La pellicola si aggiudicò molti premi tra cui il Gran Premio al Festival cinematografico internazionale di Mosca, un premio César per il miglior film straniero, tre nastri d'argento, la Grolla d'oro del premio di Saint Vincent. Il film è stato successivamente inserito nella lista dei 100 film italiani da salvare, "100 pellicole che hanno cambiato la memoria collettiva del Paese tra il 1942 e il 1978".

Per i ruoli principali Scola sceglie attori con i quali aveva già proficuamente lavorato – Gassman, Manfredi, ma anche la Ralli – e che continuerà poi a coinvolgere nelle pellicole successive; e per la prima volta chiama la Sandrelli, che poi riavrà in altre quattro pellicole.
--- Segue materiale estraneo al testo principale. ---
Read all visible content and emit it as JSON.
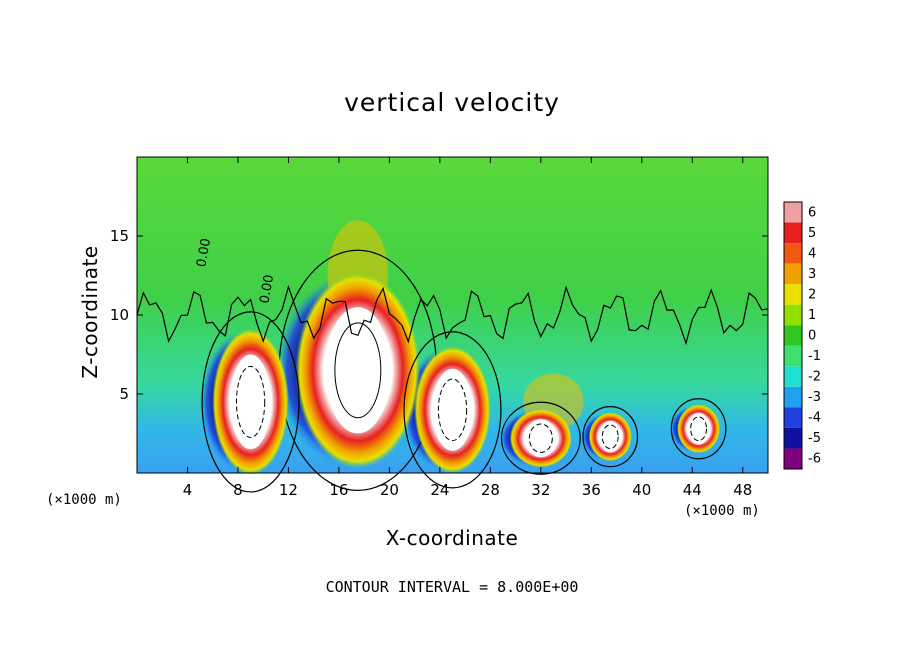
{
  "chart_data": {
    "type": "heatmap",
    "title": "vertical velocity",
    "xlabel": "X-coordinate",
    "ylabel": "Z-coordinate",
    "x_unit_label": "(×1000 m)",
    "y_unit_label": "(×1000 m)",
    "xlim": [
      0,
      50
    ],
    "ylim": [
      0,
      20
    ],
    "x_ticks": [
      4,
      8,
      12,
      16,
      20,
      24,
      28,
      32,
      36,
      40,
      44,
      48
    ],
    "y_ticks": [
      5,
      10,
      15
    ],
    "colorbar": {
      "levels": [
        6,
        5,
        4,
        3,
        2,
        1,
        0,
        -1,
        -2,
        -3,
        -4,
        -5,
        -6
      ],
      "colors": [
        "#f0a0a0",
        "#e82020",
        "#f05a10",
        "#f0a000",
        "#e8e000",
        "#90e000",
        "#30c820",
        "#40e070",
        "#20e0d0",
        "#20a0f0",
        "#2040e0",
        "#1010a0",
        "#800080"
      ]
    },
    "contour_labels": [
      "0.00",
      "0.00"
    ],
    "footer": "CONTOUR INTERVAL = 8.000E+00",
    "features": [
      {
        "kind": "updraft-core",
        "x": 17.5,
        "z": 6.5,
        "rx": 2.6,
        "rz": 4.0
      },
      {
        "kind": "updraft-core",
        "x": 9.0,
        "z": 4.5,
        "rx": 1.6,
        "rz": 3.0
      },
      {
        "kind": "updraft-core",
        "x": 25.0,
        "z": 4.0,
        "rx": 1.6,
        "rz": 2.6
      },
      {
        "kind": "updraft-core",
        "x": 32.0,
        "z": 2.2,
        "rx": 1.3,
        "rz": 1.2
      },
      {
        "kind": "updraft-core",
        "x": 37.5,
        "z": 2.3,
        "rx": 0.9,
        "rz": 1.0
      },
      {
        "kind": "updraft-core",
        "x": 44.5,
        "z": 2.8,
        "rx": 0.9,
        "rz": 1.0
      }
    ]
  }
}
Una peculiarità del film, abbastanza inconsueta fino ad allora nel cinema italiano, è che spesso i personaggi si rivolgono direttamente al pubblico, con la voce fuori campo (come nella primissima scena), ma anche con lo sguardo verso la macchina da presa, rompendo la convenzione cinematografica di non fissare l'obiettivo della camera, che è come fissare negli occhi lo spettatore e infrangere la finzione scenica.

Altra caratteristica è la presenza di qualche personaggio reale chiamato a interpretare sé stesso, come Mike Bongiorno quando Nicola partecipa a Lascia o raddoppia? o Fellini e Mastroianni nella ricostruita scena di La dolce vita dentro la Fontana di Trevi; non mancano inoltre estratti di cinegiornali, a documentare alcuni passaggi storici come le elezioni politiche del 18 aprile 1948 e altri avvenimenti politici di quegli anni.

Vi sono infine alcune immagini di un vero incontro pubblico di Vittorio De Sica, ultima sua uscita prima della scomparsa, avvenuta il 13 novembre 1974, durante il missaggio di C'eravamo tanto amati, che comunque De Sica aveva fatto in tempo a vedere: Scola decide così che il film, in uscita il mese seguente, venga dedicato all'amico scomparso con una scritta finale.

Il film è uscito nelle sale italiane il 21 dicembre 1974 ed ebbe un grandissimo successo, posizionandosi al 12º posto della classifica nella stagione 1974-75.

Nel giugno 1996 la videocassetta del film è stata abbinata al quotidiano L'Unità; nel 2016 analoga iniziativa editoriale, ma con la versione restaurata e in formato DVD, fu presa dal gruppo L'Espresso-Repubblica.

Nel 2001 l'Associazione Philip Morris Progetto Cinema, in collaborazione con i produttori, la Scuola nazionale di cinema e la Cineteca Nazionale, ha curato il restauro della pellicola, eseguito nei laboratori di Cinecittà sotto la direzione di Giuseppe Rotunno.